Using old oil paint as primer
I bought some oil-based paint a few years ago and never used it. Now, having sandblasted my siding, I’d like to use an all-acrylic paint instead because it’s supposed to last longer and resist fading. Because I need to use an oil-based primer for the acrylic paint, will my original oil-based paint suffice as the primer if it is thinned? If I can’t use the oil-based paint as a primer, what should I do with my 12 gal. of yellow oil-based paint?
Toney Palakewitz, Salem, CT
Victor DeMasi, a painter in Redding, Connecticut, replies: There are many kinds of oil-based paints on the market, and their uses vary tremendously. An oil-based primer-sealer made specifically to be used under latex finish paint is a good choice for a sandblasted house. If your house is typical of most houses in New England, the siding is probably either pine or cedar.
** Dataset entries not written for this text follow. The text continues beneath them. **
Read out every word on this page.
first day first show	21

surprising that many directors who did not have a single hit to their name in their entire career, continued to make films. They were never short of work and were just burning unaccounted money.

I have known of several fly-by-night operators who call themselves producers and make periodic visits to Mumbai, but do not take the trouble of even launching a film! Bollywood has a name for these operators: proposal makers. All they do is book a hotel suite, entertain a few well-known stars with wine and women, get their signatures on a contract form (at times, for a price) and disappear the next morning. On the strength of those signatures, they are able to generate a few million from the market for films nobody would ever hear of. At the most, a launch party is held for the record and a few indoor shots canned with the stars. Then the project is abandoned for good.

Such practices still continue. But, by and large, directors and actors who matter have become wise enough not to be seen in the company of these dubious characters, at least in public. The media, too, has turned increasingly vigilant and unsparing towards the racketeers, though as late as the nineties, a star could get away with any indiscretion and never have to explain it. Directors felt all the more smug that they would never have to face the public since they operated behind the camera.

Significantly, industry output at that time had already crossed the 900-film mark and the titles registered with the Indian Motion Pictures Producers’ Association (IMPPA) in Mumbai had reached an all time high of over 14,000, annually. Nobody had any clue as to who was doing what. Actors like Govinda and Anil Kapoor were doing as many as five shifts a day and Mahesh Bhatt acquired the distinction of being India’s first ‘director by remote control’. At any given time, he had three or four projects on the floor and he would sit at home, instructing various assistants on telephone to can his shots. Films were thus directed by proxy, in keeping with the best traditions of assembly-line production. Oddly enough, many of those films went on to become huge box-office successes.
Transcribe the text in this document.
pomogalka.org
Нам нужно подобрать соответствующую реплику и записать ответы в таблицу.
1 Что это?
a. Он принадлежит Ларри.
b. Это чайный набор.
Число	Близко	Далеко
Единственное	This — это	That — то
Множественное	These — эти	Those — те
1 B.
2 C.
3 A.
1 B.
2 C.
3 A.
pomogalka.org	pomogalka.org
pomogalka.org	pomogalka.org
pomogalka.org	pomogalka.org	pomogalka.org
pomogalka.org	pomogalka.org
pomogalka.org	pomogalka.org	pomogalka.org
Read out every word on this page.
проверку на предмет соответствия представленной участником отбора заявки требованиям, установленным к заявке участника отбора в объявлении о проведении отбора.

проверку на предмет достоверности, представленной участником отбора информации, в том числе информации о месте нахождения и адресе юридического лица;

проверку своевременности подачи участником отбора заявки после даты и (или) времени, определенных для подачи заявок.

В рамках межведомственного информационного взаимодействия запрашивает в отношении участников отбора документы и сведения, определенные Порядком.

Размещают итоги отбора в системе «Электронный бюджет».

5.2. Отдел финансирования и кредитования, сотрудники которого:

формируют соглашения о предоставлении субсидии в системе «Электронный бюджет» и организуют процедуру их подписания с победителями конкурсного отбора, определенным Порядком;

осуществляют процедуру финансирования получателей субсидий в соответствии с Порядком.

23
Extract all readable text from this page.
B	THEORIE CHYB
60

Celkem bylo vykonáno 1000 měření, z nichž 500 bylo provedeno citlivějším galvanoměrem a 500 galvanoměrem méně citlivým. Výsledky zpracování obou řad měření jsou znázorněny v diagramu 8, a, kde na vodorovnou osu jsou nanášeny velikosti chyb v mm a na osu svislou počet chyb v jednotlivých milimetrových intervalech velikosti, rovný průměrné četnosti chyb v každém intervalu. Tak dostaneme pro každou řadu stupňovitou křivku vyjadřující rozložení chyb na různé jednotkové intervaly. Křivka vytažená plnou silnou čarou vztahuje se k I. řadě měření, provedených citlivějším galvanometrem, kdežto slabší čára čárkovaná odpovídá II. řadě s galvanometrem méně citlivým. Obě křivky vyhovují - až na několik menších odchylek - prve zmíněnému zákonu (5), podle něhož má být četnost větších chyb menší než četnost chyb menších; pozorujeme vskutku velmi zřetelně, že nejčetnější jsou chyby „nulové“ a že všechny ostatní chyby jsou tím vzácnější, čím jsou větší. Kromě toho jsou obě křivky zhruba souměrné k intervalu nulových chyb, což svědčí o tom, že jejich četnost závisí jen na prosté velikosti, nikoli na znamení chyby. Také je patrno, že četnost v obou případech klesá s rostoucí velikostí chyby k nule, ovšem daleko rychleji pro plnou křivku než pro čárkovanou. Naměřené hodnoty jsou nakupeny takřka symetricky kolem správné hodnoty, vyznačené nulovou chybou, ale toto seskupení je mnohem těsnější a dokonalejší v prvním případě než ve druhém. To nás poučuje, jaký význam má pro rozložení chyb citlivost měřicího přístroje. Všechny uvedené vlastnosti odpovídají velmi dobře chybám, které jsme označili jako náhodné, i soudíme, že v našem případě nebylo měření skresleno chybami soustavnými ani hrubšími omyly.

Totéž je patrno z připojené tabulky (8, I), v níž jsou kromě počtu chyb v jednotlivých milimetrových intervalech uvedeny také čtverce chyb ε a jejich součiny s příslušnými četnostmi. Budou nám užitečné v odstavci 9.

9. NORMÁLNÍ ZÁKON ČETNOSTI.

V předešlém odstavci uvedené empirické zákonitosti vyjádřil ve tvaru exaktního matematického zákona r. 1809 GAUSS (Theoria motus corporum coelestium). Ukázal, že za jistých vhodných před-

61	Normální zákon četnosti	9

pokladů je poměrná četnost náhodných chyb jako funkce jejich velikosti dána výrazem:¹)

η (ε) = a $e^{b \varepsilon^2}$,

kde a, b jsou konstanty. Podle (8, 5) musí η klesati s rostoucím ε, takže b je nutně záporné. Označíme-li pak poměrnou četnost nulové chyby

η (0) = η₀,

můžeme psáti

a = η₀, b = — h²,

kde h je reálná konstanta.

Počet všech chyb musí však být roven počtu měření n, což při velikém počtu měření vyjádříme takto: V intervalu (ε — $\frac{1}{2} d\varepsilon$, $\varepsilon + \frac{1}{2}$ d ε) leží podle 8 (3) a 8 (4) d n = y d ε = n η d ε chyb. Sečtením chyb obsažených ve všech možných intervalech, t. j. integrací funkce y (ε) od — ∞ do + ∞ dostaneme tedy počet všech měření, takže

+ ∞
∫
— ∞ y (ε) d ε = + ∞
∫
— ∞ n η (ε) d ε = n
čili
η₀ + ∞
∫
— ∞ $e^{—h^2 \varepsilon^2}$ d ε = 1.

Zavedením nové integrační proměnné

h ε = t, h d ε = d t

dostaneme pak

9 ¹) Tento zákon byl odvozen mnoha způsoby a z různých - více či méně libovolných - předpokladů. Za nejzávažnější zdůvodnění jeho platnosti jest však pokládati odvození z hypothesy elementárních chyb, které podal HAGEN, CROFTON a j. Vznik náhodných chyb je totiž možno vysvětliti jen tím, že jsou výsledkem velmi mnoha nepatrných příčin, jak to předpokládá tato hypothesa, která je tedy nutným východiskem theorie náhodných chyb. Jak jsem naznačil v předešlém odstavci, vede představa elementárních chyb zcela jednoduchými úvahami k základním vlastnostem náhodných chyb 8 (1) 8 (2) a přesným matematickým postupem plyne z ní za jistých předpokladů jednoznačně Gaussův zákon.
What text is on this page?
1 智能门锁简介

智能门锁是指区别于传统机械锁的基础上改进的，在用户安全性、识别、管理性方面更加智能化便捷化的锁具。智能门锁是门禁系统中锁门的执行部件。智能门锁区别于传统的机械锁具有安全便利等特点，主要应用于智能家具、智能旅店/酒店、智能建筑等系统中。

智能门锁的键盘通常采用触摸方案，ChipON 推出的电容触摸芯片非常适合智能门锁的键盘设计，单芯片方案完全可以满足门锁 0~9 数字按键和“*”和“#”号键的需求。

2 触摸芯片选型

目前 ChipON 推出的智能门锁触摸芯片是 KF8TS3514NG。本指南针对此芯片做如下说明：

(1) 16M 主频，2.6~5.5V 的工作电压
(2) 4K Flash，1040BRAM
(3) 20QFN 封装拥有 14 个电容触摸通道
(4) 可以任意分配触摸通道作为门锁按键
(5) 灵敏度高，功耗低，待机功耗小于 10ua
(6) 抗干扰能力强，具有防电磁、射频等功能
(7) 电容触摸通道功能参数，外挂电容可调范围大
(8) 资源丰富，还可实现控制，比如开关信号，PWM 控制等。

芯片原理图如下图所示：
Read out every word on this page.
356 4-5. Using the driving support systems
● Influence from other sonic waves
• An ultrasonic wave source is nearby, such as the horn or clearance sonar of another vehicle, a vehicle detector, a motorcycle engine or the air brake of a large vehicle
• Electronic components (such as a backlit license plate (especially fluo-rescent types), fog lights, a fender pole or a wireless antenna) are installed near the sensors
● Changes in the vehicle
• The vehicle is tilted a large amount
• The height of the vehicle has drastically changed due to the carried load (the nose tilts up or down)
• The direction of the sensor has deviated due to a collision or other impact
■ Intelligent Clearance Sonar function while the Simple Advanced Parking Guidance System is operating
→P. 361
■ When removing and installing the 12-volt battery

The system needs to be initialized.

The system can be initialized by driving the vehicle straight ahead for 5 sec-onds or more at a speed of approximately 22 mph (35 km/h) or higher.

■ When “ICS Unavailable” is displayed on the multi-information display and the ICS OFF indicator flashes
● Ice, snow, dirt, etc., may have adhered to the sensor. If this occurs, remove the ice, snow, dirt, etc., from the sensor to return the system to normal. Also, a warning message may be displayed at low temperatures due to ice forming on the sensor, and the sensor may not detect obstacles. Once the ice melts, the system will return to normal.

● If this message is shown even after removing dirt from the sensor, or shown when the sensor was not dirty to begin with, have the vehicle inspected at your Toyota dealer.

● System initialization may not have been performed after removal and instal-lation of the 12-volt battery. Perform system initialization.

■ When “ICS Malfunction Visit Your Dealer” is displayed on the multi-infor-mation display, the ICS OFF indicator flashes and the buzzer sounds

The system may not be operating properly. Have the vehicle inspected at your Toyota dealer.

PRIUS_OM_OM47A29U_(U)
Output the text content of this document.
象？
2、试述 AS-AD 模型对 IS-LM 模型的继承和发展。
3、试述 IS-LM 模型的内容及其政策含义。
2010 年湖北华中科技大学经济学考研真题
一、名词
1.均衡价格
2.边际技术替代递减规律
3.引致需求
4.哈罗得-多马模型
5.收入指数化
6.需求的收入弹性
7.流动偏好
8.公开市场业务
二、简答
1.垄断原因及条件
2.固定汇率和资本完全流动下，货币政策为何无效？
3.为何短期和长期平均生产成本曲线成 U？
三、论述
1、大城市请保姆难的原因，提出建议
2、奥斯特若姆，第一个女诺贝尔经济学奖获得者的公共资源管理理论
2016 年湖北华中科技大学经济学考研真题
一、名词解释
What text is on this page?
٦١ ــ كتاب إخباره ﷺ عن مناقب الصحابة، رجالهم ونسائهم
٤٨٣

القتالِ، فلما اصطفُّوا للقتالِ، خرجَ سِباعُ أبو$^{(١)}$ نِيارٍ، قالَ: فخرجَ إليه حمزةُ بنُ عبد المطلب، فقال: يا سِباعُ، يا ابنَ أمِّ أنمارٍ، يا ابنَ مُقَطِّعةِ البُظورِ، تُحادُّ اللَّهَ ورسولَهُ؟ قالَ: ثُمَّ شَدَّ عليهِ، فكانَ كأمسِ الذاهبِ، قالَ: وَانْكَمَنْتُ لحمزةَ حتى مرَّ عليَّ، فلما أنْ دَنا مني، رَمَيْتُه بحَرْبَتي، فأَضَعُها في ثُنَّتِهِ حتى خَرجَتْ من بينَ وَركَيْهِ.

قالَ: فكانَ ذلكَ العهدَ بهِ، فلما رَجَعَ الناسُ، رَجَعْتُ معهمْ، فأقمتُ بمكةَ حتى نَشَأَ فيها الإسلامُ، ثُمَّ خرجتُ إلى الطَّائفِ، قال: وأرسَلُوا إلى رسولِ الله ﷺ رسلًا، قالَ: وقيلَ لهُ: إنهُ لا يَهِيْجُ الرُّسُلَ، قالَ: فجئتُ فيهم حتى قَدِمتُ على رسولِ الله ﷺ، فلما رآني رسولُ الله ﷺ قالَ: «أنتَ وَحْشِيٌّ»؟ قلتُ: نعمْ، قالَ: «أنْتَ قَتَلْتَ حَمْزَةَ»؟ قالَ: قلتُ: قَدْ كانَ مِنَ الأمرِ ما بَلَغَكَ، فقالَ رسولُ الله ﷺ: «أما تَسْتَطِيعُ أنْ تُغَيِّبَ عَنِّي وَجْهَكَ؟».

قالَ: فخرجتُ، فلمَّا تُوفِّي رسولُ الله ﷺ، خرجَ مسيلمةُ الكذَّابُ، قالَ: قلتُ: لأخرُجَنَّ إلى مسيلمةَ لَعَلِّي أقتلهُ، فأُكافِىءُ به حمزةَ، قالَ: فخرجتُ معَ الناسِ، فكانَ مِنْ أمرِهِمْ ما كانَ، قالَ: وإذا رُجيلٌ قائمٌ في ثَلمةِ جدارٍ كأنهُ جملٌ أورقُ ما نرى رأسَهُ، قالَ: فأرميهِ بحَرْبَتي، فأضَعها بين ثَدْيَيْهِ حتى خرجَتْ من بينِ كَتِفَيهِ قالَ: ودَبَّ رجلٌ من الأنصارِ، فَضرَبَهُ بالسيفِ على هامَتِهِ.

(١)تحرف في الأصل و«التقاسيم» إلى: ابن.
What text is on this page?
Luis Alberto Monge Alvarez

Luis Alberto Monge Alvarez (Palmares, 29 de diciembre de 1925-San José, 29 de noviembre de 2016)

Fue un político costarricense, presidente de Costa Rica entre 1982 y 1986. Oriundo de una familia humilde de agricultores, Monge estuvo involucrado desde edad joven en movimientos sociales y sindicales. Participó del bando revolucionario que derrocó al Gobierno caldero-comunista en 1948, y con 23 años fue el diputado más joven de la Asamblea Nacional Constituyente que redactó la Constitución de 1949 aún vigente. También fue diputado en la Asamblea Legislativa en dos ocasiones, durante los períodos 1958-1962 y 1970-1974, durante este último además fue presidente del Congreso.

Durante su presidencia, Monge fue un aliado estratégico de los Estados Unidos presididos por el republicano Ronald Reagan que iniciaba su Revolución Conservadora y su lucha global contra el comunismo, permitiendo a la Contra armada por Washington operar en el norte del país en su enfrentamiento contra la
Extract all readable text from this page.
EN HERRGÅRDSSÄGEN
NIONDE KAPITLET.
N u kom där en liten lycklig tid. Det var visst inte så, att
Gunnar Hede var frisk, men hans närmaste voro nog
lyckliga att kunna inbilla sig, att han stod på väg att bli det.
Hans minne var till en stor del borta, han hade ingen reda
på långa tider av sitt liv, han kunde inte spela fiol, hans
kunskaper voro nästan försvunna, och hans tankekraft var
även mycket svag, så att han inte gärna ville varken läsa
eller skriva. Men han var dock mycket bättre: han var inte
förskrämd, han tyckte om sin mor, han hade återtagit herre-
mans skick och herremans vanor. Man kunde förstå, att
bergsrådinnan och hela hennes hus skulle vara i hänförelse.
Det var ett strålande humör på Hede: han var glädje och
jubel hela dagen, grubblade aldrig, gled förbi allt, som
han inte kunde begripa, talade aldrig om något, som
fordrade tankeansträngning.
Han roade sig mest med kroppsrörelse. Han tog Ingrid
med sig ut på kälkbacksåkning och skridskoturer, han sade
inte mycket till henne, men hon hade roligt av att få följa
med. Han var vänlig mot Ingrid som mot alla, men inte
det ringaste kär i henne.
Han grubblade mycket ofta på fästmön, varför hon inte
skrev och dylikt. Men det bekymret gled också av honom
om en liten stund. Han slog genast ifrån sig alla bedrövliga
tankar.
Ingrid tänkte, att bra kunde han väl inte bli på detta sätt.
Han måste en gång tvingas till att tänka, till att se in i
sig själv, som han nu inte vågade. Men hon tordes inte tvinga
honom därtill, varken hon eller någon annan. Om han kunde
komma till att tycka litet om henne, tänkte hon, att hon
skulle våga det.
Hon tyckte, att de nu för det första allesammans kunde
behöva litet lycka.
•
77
These resinous softwoods tend to bleed, which can ruin the appearance of the finish coat of paint. A coat of primer that is also a sealer will prevent bleeding, and I know of only oil-based products that perform both functions. Sandblasted wood is extremely porous, so figure on extra quantities of primer, and allow ample time for drying before applying your latex finish. Sandblasted surfaces often require two coats of primer with sanding between the primer coats.
Old-timers would often thin an oil-based finish paint to use as a primer. But paints back then were different from today’s products, and acrylic latex didn’t exist. Acrylic paints tend to adhere poorly to oilbased finish paints, especially gloss paints. Unfortunately, the 12 gal. of paint you bought originally are probably oil-based finish paint with a glossy finish. I recommend discarding it in an environmentally safe manner (ask local officials about hazardous-waste collection days). The value of the labor you are gambling with by thinning the paint and using it as a primer far surpasses the value of the paint. Thinned oil-based paints should be used as primer only on hardwood species of lumber for interior work and only when an oil-based paint finish is to follow.
I’ve painted hundreds of houses with a universal oil primer followed by two finish coats of high-quality acrylic latex house paint, and I’ve had excellent results. Even after ten years, many of these houses need only minor surface prep and a complete washing before they’re repainted.